A new batch of Boeing internal documents related to the 737 Max jetliner paint “a very disturbing picture” regarding employees’ concerns about safety, a House committee reported Tuesday.
The latest documents were sent over late Monday, the same day Boeing said CEO Dennis Muilenburg resigned effective immediately after a string of troubling disclosures about the development of the latest version of the 737 jetliner grounded worldwide after two crashes.
Both the Federal Aviation Administration and the House Transportation and Infrastructure Committee, which has held a series of hearings about the 737 Max, acknowledged receiving the Boeing documents. They did not disclose the contents, saying they are under review.
But the Seattle Times reported the documents include more internal communications involving former Boeing 737 chief test pilot Mark Forkner, who, in records previously disclosed, described problems in the development of the flight-control system blamed in the two crashes. His 2016 missive to a colleague also talked of “basically” but unknowingly, lying to regulators.
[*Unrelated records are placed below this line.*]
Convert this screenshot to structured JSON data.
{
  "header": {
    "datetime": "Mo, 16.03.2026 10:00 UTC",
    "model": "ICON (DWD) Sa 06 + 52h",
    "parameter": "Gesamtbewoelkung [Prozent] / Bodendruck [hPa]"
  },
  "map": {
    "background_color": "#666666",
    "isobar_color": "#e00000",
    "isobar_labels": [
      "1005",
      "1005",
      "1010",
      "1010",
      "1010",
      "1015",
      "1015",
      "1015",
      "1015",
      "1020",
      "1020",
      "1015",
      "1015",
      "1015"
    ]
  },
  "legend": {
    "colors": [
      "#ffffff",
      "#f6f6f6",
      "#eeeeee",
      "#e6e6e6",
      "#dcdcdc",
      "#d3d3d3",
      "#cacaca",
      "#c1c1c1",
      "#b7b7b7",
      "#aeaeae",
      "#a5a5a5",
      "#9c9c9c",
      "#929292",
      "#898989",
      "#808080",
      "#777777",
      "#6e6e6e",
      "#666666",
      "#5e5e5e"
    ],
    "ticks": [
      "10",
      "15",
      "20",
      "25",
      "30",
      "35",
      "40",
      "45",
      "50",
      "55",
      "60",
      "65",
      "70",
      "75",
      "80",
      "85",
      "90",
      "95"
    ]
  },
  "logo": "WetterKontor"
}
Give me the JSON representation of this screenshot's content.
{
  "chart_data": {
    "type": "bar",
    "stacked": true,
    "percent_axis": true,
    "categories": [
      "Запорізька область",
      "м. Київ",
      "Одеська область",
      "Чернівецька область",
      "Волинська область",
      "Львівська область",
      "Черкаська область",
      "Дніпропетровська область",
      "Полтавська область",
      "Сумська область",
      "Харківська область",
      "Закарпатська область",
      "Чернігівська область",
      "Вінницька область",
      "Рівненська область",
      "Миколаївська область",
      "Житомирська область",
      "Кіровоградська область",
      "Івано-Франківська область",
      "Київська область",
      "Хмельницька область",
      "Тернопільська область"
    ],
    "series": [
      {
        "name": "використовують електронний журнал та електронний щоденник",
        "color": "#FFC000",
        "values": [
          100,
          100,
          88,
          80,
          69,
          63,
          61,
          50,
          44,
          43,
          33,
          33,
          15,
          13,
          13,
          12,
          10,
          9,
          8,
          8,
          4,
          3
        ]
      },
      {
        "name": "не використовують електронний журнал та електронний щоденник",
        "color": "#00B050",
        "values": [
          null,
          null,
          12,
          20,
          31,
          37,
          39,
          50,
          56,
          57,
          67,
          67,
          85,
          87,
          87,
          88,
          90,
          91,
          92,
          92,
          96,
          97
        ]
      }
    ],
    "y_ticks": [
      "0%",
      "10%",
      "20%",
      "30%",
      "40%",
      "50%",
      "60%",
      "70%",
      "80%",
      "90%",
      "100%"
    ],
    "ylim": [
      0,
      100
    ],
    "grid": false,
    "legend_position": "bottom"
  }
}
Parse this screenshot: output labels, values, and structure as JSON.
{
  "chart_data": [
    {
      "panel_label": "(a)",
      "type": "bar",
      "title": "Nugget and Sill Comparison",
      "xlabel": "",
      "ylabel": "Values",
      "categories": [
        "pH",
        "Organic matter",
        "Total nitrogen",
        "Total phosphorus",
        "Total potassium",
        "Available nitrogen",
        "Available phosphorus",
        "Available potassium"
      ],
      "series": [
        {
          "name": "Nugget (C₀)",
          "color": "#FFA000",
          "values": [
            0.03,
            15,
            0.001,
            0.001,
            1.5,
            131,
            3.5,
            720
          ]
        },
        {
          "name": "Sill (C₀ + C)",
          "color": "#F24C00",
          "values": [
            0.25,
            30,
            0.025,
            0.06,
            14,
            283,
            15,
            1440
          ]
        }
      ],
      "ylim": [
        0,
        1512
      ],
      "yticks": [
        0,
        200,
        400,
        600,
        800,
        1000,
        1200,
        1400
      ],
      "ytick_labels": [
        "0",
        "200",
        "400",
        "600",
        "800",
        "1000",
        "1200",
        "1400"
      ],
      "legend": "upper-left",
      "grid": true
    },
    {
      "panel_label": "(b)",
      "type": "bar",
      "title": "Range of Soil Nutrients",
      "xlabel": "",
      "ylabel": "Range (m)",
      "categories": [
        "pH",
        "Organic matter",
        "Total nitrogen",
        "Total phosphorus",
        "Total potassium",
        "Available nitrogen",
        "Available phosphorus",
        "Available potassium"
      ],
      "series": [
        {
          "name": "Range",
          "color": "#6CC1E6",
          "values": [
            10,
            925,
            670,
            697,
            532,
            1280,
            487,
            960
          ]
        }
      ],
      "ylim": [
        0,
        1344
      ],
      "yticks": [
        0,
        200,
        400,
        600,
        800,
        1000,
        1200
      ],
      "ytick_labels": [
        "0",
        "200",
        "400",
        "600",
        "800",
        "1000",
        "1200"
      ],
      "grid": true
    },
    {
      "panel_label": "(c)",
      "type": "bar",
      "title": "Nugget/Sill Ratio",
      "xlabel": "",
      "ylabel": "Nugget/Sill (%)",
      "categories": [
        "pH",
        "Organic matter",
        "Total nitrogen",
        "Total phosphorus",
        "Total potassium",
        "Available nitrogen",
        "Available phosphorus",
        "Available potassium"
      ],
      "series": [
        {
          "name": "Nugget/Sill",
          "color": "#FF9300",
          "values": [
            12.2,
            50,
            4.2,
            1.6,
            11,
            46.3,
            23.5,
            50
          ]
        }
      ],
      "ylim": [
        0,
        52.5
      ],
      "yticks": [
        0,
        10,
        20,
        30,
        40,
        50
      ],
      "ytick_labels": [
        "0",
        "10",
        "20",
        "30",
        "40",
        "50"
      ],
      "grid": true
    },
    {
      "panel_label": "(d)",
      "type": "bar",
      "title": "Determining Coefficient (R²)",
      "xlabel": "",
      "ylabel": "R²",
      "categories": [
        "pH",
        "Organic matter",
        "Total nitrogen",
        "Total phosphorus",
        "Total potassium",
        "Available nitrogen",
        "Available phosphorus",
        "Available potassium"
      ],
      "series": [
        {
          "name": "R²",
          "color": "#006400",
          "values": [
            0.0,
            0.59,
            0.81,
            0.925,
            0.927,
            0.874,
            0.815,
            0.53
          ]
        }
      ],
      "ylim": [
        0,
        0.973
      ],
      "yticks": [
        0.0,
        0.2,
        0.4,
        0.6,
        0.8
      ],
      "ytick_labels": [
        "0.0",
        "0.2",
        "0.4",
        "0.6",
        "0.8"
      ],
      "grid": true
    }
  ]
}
A statement from the committee said the documents raise new, serious questions about the 737 Max.
“Staff are continuing to review these records, but similar to other records previously disclosed by Boeing, the records appear to point to a very disturbing picture of both concerns expressed by Boeing employees about the company’s commitment to safety and efforts by some employees to ensure Boeing’s production plans were not diverted by regulators or others,” it said.
Boeing, in response, acknowledged the latest documents could prove damaging.
The company said “as with prior documents referenced by the committee, the tone and content of some of these communications does not reflect the company we are and need to be.” But it said it released them in keeping with a policy of transparency.
Boeing didn’t offer an explanation as to why the documents were not previously disclosed.
The 737 Max was grounded shortly after the March crash of an Ethiopian Airlines flight. In October 2018, a Lion Air 737 Max crashed into the Java Sea. Combined, the accidents killed a total of 346 passengers and crew.
In both cases, blame has focused on a new computerized system called the Maneuvering Characteristics Augmentation System or MCAS. The system was added to make the 737 Max fly like previous versions of the venerable jetliner despite having larger engines repositioned on the wings.
MCAS repeatedly pushed down the nose of the planes as pilots struggled to keep them up, eventually causing the aircraft to plummet earthward.
Boeing has been rewriting software to give pilots more direct control over MCAS, but the changes are yet to be approved by the FAA. Airlines have repeatedly pushed back the plane’s projected return to service. United Airlines now has taken 737 Max off its schedule until early June.